Tuesday, September 26, 2006

Gyaan!

I realize that I have always learnt the lessons in my life the hard way!! We almost always know what’s right what’s wrong.. what’s good and what’s bad... and in spite of knowing, we often choose the wrong option.
There are a few of my own realizations (crazy thoughts u might say):

I have realized that,

Every human being is schizophrenic to some extent.

I am serious .. really.. I have seen many crazy men… it’s a different story that I attract crazy men rather than attracting men like crazy!! (shall blog abt this some other day)..but I believe everybody is crazy to some extent!


A LITTLE can sometimes be MORE than enough!

Having SEX is a lot different from making LOVE.

The most difficult thing to do is to hide your sorrow with a smile on your face.

... To err is to human.. but not if u make the same mistake twice!

... Dont FALL in love.. WALK in!

U unfortunately dont get a sheild which u can put on while u fall in love.. and to later get all bruised up to only to realize that there was no one to catch u while u were "FALLING"..

Watch out on this blog.. I shall keep updating as and when I realize anything new!


Monday, September 04, 2006

M loving it!

Hiii!! Its been a looooooooooong time since I have written something. Well I have now been shifted to Bangalore .. and so was totally busy with meeting up old friends, cousins and freaking out that I never got a chance to be alone and write in something.

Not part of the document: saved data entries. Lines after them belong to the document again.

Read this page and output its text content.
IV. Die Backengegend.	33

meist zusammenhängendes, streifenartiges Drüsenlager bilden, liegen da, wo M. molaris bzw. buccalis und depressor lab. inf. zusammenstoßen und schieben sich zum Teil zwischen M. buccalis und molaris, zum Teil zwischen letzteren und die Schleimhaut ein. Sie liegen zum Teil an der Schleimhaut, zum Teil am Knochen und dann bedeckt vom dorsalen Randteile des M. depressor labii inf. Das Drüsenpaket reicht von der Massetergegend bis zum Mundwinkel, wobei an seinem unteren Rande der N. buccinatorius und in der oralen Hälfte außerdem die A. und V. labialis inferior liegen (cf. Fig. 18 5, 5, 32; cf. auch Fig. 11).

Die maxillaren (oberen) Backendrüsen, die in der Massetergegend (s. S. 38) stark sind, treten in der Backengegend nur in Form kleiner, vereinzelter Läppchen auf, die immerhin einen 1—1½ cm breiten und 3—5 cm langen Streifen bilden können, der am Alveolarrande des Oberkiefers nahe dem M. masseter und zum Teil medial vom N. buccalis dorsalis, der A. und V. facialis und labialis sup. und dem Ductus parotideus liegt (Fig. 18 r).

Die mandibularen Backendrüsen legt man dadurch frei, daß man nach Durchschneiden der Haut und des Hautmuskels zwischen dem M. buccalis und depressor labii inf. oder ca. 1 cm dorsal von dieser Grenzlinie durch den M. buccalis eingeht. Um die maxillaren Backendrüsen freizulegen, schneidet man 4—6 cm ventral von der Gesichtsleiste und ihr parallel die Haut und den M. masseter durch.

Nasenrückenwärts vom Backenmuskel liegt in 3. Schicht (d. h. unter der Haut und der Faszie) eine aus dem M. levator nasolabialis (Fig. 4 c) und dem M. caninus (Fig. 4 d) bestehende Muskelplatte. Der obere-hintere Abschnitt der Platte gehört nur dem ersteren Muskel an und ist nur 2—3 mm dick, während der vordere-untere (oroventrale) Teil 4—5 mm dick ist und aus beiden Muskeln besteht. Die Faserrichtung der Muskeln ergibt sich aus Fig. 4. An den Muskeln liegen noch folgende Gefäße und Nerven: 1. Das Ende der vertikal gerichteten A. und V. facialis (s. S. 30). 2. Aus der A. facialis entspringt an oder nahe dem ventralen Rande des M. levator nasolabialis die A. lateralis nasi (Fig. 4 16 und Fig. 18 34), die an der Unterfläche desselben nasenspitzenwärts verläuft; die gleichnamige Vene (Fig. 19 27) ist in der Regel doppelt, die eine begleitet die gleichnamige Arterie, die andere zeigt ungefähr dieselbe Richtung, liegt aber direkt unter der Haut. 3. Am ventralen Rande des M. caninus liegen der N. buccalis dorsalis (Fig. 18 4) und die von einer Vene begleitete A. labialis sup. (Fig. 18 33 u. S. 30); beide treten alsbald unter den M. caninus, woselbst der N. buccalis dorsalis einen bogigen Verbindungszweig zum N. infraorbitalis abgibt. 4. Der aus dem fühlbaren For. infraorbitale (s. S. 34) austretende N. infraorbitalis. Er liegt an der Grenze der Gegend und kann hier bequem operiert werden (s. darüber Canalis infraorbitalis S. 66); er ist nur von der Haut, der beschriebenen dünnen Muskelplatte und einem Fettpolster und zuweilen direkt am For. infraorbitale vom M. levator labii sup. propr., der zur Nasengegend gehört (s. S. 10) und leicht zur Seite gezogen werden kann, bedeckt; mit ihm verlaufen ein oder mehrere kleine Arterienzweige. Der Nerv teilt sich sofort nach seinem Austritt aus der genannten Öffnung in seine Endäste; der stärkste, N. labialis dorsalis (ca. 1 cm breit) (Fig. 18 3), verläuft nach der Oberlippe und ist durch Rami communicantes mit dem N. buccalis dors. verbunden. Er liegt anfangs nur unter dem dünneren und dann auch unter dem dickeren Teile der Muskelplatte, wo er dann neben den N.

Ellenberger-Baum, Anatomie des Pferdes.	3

Getting back to bangalore was a big deal for me and everyone at home.. It had been a year since I had stayed away from home and my mom was not very happy with me staying alone. I was really thrilled and over joyed to get back here.. !

But since the past 3 days I have been wanting to get away .. I dont know why!! Just want some time to be alone.

I guess maybe when you are living away from ur family for sometime you get so used to being alone that when u come back home to see all the crowd, kids, elders, noise around all the time .. u crave for sometime just be on your own.. and I guess thats whats happening to me now. Also as my cousins wedding was nearing the excitment among all cousin to shop, dance, sing, music.. all together... I really felt like getting away from here. With a big family and to have 18 cousins around I really started to think about the lonely days in Pune when I would spend the entire day reading a novel and cribbing about how much I miss home to my cousins over phone .

I had always wanted to be with my family right from my childhood. Back then it was only me and mom at Bangalore and cousins would visit us only during summer holidays and I would wait for the holidays to come. And now that everyone is settled in Bangalore its more fun, crowded and noisy! I like my family and I enjoy being with all my cousins and uncles and aunts although its gets stuffy when sometimes 8 people have to adjust in a small maruthi alto , or 3 to 4 have to adjust and sleep in a double bed! I realise happiness is when u have ur loved ones around you and I am fortunate to have such a huge loving family with me.

ummm well I can always have sometime for myself when I am at office and not having much work to do.. hehe. I am just enjoying every single bit of it!!